Les talibans, qui ont considérablement gagné du terrain en Afghanistan, ont à maintes reprises signifié qu'ils n'entendaient pas négocier, laissant peu d'espoir aux offres de plus en plus insistantes du président Hamid Karzaï et d'une partie de la communauté internationale.

Sardar Ahmad AGENCE FRANCE-PRESSE

Le chef de l'État doit profiter de la Conférence de Londres jeudi pour obtenir des pays de la coalition les fonds nécessaires au financement de son «plan de réconciliation» avec les insurgés. Sa stratégie est simple: proposer argent et emplois aux talibans en échange d'un abandon de la lutte armée en espérant qu'au moins les moins radicaux et les plus pauvres accepteront.

De leur côté, les Américains commencent à évoquer l'idée d'une «solution politique», que le patron des forces étrangères dans le pays, le général américain Stanley McChrystal a jugé lundi «inévitable».

Sans commenter directement le projet de M. Karzaï, le porte-parole de la Maison-Blanche, Robert Gibbs, a lui remarqué que de telles tentatives de réconciliation avaient récemment fonctionné, comme en Irak.

Washington est ouvert à la possibilité «d'un cheminement similaire à ce qui s'est passé en Irak (...) pour peu que les (parties impliquées) acceptent la Constitution afghane, renoncent à la violence, et rompent publiquement avec les groupes qui recourent à la violence», a-t-il indiqué.

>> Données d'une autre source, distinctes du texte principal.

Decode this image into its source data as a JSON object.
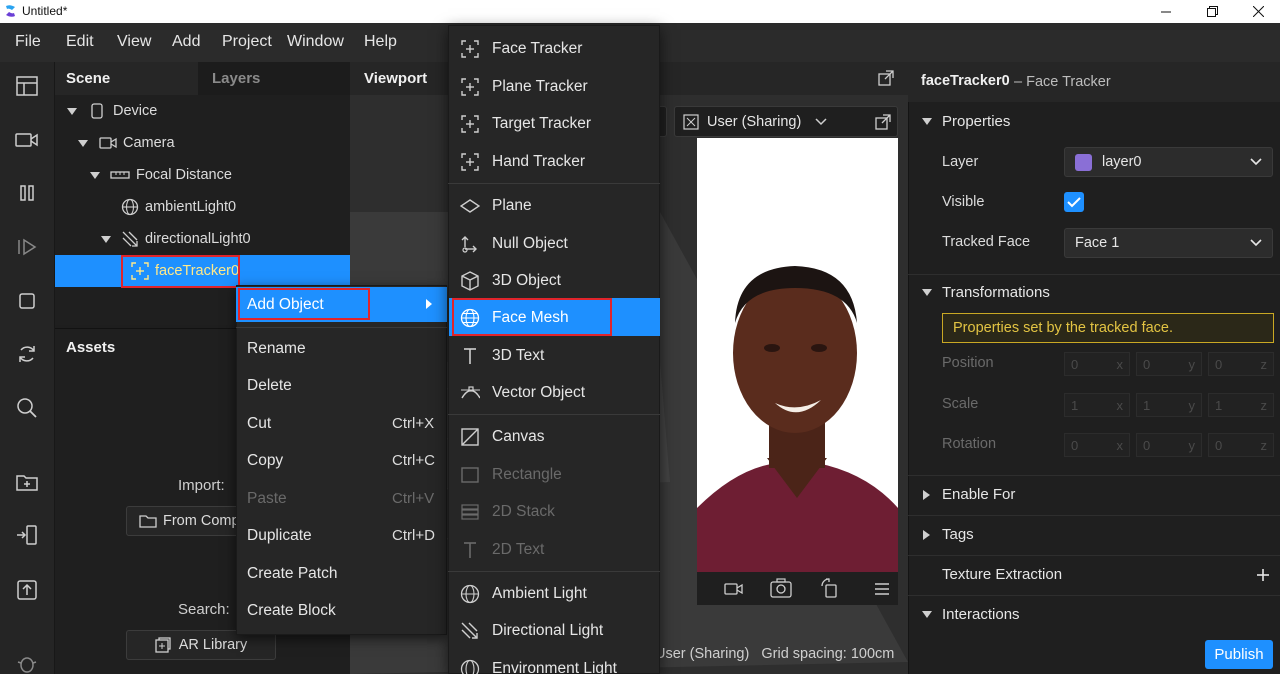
{
  "window": {
    "title": "Untitled*",
    "controls": [
      "—",
      "❐",
      "✕"
    ]
  },
  "menubar": [
    "File",
    "Edit",
    "View",
    "Add",
    "Project",
    "Window",
    "Help"
  ],
  "scene": {
    "tab_scene": "Scene",
    "tab_layers": "Layers",
    "tree": [
      {
        "label": "Device",
        "icon": "phone-icon"
      },
      {
        "label": "Camera",
        "icon": "camera-icon"
      },
      {
        "label": "Focal Distance",
        "icon": "ruler-icon"
      },
      {
        "label": "ambientLight0",
        "icon": "globe-icon"
      },
      {
        "label": "directionalLight0",
        "icon": "directional-light-icon"
      },
      {
        "label": "faceTracker0",
        "icon": "face-tracker-icon"
      }
    ]
  },
  "assets": {
    "title": "Assets",
    "import_label": "Import:",
    "from_computer": "From Comp",
    "search_label": "Search:",
    "ar_library": "AR Library"
  },
  "viewport": {
    "title": "Viewport",
    "sim_mode": "User (Sharing)",
    "status": "User (Sharing)   Grid spacing: 100cm"
  },
  "context_menu": {
    "items": [
      {
        "label": "Add Object",
        "shortcut": "",
        "disabled": false
      },
      {
        "label": "Rename",
        "shortcut": "",
        "disabled": false
      },
      {
        "label": "Delete",
        "shortcut": "",
        "disabled": false
      },
      {
        "label": "Cut",
        "shortcut": "Ctrl+X",
        "disabled": false
      },
      {
        "label": "Copy",
        "shortcut": "Ctrl+C",
        "disabled": false
      },
      {
        "label": "Paste",
        "shortcut": "Ctrl+V",
        "disabled": true
      },
      {
        "label": "Duplicate",
        "shortcut": "Ctrl+D",
        "disabled": false
      },
      {
        "label": "Create Patch",
        "shortcut": "",
        "disabled": false
      },
      {
        "label": "Create Block",
        "shortcut": "",
        "disabled": false
      }
    ]
  },
  "submenu": {
    "items": [
      {
        "label": "Face Tracker",
        "icon": "tracker-icon",
        "disabled": false
      },
      {
        "label": "Plane Tracker",
        "icon": "tracker-icon",
        "disabled": false
      },
      {
        "label": "Target Tracker",
        "icon": "tracker-icon",
        "disabled": false
      },
      {
        "label": "Hand Tracker",
        "icon": "tracker-icon",
        "disabled": false
      },
      {
        "label": "Plane",
        "icon": "plane-icon",
        "disabled": false
      },
      {
        "label": "Null Object",
        "icon": "null-object-icon",
        "disabled": false
      },
      {
        "label": "3D Object",
        "icon": "cube-icon",
        "disabled": false
      },
      {
        "label": "Face Mesh",
        "icon": "globe-icon",
        "disabled": false
      },
      {
        "label": "3D Text",
        "icon": "text-icon",
        "disabled": false
      },
      {
        "label": "Vector Object",
        "icon": "vector-icon",
        "disabled": false
      },
      {
        "label": "Canvas",
        "icon": "canvas-icon",
        "disabled": false
      },
      {
        "label": "Rectangle",
        "icon": "rectangle-icon",
        "disabled": true
      },
      {
        "label": "2D Stack",
        "icon": "stack-icon",
        "disabled": true
      },
      {
        "label": "2D Text",
        "icon": "text-icon",
        "disabled": true
      },
      {
        "label": "Ambient Light",
        "icon": "globe-icon",
        "disabled": false
      },
      {
        "label": "Directional Light",
        "icon": "directional-light-icon",
        "disabled": false
      },
      {
        "label": "Environment Light",
        "icon": "globe-icon",
        "disabled": false
      }
    ]
  },
  "inspector": {
    "object_name": "faceTracker0",
    "object_type": "– Face Tracker",
    "properties_title": "Properties",
    "layer_label": "Layer",
    "layer_value": "layer0",
    "layer_color": "#8a6fd6",
    "visible_label": "Visible",
    "tracked_face_label": "Tracked Face",
    "tracked_face_value": "Face 1",
    "transformations_title": "Transformations",
    "notice": "Properties set by the tracked face.",
    "position_label": "Position",
    "position": [
      "0",
      "0",
      "0"
    ],
    "scale_label": "Scale",
    "scale": [
      "1",
      "1",
      "1"
    ],
    "rotation_label": "Rotation",
    "rotation": [
      "0",
      "0",
      "0"
    ],
    "axis_letters": [
      "x",
      "y",
      "z"
    ],
    "enable_for": "Enable For",
    "tags": "Tags",
    "texture_extraction": "Texture Extraction",
    "interactions": "Interactions",
    "publish": "Publish"
  },
  "colors": {
    "accent": "#1e90ff",
    "highlight": "#e0242b",
    "notice": "#e3c443"
  }
}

Lors d'entretiens lundi avec ses homologues pakistanais et turc à Istanbul, le président Karzaï a donc annoncé son intention de demander le retrait de certains cadres talibans d'une liste de sanctions de l'ONU. Et il a obtenu mardi le soutien des pays voisins à son «processus de réconciliation nationale».

«Ceux d'entre les talibans qui ne sont pas membres d'Al-Qaeda ou d'un autre réseau terroriste sont les bienvenus s'ils veulent rentrer dans leur pays, déposer les armes et reprendre une vie (normale) dans le respect de la Constitution afghane», a affirmé M. Karzaï.

Mais malgré les efforts du gouvernement afghan, les talibans s'affichent toujours résolus à combattre les forces afghanes et internationales de sécurité.

Le commandement des talibans n'était pas immédiatement joignable pour commenter la dernière annonce de M. Karzaï.

Mais un de leur porte-parole, Zabihullah Mujahid, avait indiqué vendredi à l'AFP que la «seule solution politique» à un arrêt des combats était la «reddition» des forces internationales et du gouvernement afghan.

De même, le chef de guerre Gulbuddin Hekmatyar, commandant du Hezb-e-Islami allié aux talibans, avait estimé que des négociations ne seraient possibles qu'après le départ des 113.000 militaires étrangers.

«Toutes les personnes qui comptent en Afghanistan parlent de réconciliation avec les talibans, mais selon les termes posés par le gouvernement afghan», estime Rahimullah Yusufzaï, expert des talibans et d'Al-Qaeda, dans le quotidien pakistanais The News.

«Étonnamment toutefois, ces offres de paix sont faites au moment où 37.000 soldats américains et des forces de l'OTAN arrivent» en renfort, souligne l'analyste.

Autre inconnue, la légitimité même du président Karzaï. Réélu au terme d'un scrutin calamiteux, entaché de fraudes massives et marqué par une forte abstention, il peine depuis à faire approuver son gouvernement. Quatorze seulement de ses 25 ministres ont pu prêter serment et commencer à travailler.

«Je ne crois pas que dans la situation actuelle les talibans seront incités à accepter la paix offerte par Kaboul», estime Haroun Mir, directeur du Centre pour la recherche et les études politiques.

«Avant d'imaginer un accord avec les talibans, le gouvernement a besoin de gagner la confiance du peuple afghan, de combattre la corruption, d'apporter la justice et d'améliorer le travail gouvernemental», ajoute-t-il.